1. ## Isomorphisms

Have you ever thought you knew something well and talked about it for years, only to suddenly find out one day you were wrong? (Shaking my head in despair!) I thought I knew without a shadow of a doubt what an isomorphism was...

The problem: Let G be a group and Aut G the set of all automorphisms of G.
a) Show Aut G is a group. (Easy. I did this.)
b) Show $Aut \, \mathbb{Z} \cong \mathbb{Z}_2$ and $Aut \, \mathbb{Z}_6 \cong \mathbb{Z}_2$.

Part b) is what's bothering me. Let's take the second case first since it typifies the problem I'm having.

The automorphism is the set of all bijective maps $\{f: \mathbb{Z}_6 \rightarrow \mathbb{Z}_6\}$. Now, we may think of the general element of this set essentially as an element of the set of permutations of {0,1,2,3,4,5}. This means the set $Aut \, \mathbb{Z}_6$ has 6! elements.
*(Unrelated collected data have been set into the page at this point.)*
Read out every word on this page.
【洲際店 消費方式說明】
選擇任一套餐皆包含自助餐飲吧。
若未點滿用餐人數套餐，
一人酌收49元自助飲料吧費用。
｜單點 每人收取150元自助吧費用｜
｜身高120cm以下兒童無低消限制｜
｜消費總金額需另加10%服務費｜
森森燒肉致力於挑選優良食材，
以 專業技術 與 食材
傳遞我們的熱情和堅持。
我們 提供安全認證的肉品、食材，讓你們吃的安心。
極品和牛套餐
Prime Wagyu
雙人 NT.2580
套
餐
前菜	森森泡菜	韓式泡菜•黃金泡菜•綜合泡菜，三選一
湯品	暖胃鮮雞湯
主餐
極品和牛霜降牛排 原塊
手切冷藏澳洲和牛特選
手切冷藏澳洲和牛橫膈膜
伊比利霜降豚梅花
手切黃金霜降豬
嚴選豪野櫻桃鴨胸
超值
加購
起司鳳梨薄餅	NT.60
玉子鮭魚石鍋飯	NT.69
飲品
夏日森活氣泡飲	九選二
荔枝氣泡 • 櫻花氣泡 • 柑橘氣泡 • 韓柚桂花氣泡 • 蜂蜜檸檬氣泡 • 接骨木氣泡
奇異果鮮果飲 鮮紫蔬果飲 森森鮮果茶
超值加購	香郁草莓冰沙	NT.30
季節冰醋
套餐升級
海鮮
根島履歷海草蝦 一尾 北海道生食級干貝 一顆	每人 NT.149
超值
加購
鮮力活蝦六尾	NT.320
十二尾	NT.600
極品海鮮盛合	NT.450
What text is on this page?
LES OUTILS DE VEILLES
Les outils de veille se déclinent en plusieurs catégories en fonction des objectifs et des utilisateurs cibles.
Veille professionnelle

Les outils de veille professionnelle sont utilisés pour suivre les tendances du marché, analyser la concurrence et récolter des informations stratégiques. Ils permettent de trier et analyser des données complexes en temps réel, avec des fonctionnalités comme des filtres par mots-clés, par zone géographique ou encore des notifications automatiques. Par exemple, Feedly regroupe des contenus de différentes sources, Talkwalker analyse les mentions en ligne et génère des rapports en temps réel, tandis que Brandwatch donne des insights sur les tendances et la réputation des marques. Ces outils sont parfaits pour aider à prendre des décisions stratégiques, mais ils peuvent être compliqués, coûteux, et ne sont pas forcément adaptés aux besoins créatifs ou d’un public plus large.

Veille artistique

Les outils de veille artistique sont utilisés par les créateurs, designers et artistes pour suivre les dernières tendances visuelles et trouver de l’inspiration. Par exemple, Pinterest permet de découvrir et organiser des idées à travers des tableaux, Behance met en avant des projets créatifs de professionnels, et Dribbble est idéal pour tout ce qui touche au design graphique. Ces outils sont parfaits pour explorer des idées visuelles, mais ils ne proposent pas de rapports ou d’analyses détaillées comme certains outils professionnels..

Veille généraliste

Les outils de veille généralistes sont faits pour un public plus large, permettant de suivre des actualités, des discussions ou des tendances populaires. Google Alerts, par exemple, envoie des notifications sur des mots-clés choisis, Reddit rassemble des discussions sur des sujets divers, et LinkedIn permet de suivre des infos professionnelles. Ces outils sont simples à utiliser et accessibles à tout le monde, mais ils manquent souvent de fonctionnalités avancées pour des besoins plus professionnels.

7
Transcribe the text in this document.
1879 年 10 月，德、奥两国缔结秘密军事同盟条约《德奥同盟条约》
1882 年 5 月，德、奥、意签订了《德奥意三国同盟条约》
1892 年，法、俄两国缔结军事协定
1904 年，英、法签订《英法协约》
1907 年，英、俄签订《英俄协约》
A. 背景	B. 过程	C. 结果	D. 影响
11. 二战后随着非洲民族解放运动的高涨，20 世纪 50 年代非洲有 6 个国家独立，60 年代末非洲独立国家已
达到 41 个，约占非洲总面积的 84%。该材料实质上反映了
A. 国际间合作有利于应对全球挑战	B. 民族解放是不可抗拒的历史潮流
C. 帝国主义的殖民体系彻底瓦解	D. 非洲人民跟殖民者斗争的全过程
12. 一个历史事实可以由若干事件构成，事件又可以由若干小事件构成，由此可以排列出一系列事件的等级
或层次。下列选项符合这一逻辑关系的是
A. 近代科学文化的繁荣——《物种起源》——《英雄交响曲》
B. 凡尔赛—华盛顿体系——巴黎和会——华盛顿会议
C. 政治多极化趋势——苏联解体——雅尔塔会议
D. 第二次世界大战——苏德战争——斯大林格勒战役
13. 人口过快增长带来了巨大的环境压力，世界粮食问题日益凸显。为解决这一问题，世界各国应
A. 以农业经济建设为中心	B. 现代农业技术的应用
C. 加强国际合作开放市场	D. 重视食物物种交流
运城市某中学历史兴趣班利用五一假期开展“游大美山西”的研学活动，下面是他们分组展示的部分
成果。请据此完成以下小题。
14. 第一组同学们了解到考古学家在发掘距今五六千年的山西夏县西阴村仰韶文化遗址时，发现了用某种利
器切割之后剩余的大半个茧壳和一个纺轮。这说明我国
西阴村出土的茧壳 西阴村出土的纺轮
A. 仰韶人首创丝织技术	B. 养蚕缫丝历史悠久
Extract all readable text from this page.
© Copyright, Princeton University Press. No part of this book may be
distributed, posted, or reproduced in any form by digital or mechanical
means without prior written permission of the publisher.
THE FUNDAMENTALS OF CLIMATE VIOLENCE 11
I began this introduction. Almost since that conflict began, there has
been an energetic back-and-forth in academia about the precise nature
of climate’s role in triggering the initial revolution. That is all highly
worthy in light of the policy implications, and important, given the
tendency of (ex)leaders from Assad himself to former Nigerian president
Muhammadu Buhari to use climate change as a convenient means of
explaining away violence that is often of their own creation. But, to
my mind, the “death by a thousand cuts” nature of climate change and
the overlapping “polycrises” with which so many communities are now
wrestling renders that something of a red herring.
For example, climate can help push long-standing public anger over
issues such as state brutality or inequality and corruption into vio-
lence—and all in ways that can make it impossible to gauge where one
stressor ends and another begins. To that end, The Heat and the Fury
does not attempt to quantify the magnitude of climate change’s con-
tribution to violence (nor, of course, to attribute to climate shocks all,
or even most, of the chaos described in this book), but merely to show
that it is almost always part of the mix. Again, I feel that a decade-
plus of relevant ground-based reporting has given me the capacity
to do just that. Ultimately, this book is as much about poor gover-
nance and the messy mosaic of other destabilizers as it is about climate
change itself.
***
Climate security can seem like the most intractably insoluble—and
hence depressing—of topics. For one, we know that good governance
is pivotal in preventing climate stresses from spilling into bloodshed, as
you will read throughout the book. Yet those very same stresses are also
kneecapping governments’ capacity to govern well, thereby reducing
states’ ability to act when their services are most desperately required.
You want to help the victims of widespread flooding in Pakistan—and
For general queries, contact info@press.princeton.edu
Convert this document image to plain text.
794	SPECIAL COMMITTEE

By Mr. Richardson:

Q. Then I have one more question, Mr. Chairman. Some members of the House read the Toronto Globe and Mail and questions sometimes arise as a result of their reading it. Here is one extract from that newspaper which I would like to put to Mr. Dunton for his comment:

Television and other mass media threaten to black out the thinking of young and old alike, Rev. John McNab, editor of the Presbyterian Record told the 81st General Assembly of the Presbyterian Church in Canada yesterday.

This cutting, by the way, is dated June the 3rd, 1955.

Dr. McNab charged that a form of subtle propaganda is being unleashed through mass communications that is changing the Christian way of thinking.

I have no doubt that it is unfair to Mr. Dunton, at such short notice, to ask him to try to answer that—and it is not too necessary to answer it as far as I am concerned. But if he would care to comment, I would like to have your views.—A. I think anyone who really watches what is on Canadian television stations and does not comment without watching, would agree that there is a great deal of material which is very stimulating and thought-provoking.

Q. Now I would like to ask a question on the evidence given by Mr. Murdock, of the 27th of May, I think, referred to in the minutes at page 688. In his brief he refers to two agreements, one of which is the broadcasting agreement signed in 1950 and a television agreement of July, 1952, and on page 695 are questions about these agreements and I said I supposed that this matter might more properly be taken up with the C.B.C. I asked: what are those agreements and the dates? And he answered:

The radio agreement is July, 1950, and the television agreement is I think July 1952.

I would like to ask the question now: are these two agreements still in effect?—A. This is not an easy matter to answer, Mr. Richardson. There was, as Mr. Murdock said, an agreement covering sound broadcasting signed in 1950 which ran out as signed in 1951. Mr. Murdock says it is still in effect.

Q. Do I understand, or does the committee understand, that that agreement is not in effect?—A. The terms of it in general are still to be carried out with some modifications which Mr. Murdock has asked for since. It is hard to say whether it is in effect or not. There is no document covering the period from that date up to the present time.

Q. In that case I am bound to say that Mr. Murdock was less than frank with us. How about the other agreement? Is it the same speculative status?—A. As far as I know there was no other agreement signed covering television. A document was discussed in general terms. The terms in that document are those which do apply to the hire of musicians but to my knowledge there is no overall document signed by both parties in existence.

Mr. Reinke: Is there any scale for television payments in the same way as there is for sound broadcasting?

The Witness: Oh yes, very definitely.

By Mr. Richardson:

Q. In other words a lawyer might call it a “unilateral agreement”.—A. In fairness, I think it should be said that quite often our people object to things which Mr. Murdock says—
The set $\mathbb{Z}_2$ has 2 elements.

If $Aut \, \mathbb{Z}_6$ is isomorphic to $\mathbb{Z}_2$ then there must exist at least one bijection $F:Aut \, \mathbb{Z}_6 \rightarrow \mathbb{Z}_2$. But the two sets have a different number of members, so we can't define a bijection between them!

Needless to say my argument must have a flaw in it somewhere. But where?

I am having a similar problem with the first part using $Aut \, \mathbb{Z}$. I presume whatever I got wrong above is similar to what I've got wrong with this one.

(This is what happens when a Physicist tries to teach himself Mathematics! )

-Dan

2. Originally Posted by topsquark
Have you ever thought you knew something well and talked about it for years, only to suddenly find out one day you were wrong? (Shaking my head in despair!) I thought I knew without a shadow of a doubt what an isomorphism was...

The problem: Let G be a group and Aut G the set of all automorphisms of G.
a) Show Aut G is a group. (Easy. I did this.)
b) Show $Aut \, \mathbb{Z} \cong \mathbb{Z}_2$ and $Aut \, \mathbb{Z}_6 \cong \mathbb{Z}_2$.

Part b) is what's bothering me. Let's take the second case first since it typifies the problem I'm having.

The automorphism is the set of all bijective maps $\{f: \mathbb{Z}_6 \rightarrow \mathbb{Z}_6\}$. Now, we may think of the general element of this set essentially as an element of the set of permutations of {0,1,2,3,4,5}. This means the set $Aut \, \mathbb{Z}_6$ has 6! elements. The set $\mathbb{Z}_2$ has 2 elements.
$Aut \, \mathbb{Z}_6$ is the set of all bijective maps $\{f: \mathbb{Z}_6 \rightarrow \mathbb{Z}_6\}$
which preserve the structure of $\mathbb{Z}_6$. So it is not equivalent to
the set of all permutations of {0,1,2,3,4,5}, as such a
permutation need not preserve the required structure
(persumably the field structure, or maybe the additve
group structure?).

RonL

3. Originally Posted by CaptainBlack
$Aut \, \mathbb{Z}_6$ is the set of all bijective maps $\{f: \mathbb{Z}_6 \rightarrow \mathbb{Z}_6\}$
which preserve the structure of $\mathbb{Z}_6$. So it is not equivalent to
the set of all permutations of {0,1,2,3,4,5}, as such a
permutation need not preserve the required structure
(persumably the field structure, or maybe the additve
group structure?).

RonL
THERE we go! I knew I had to be forgetting something! Thanks!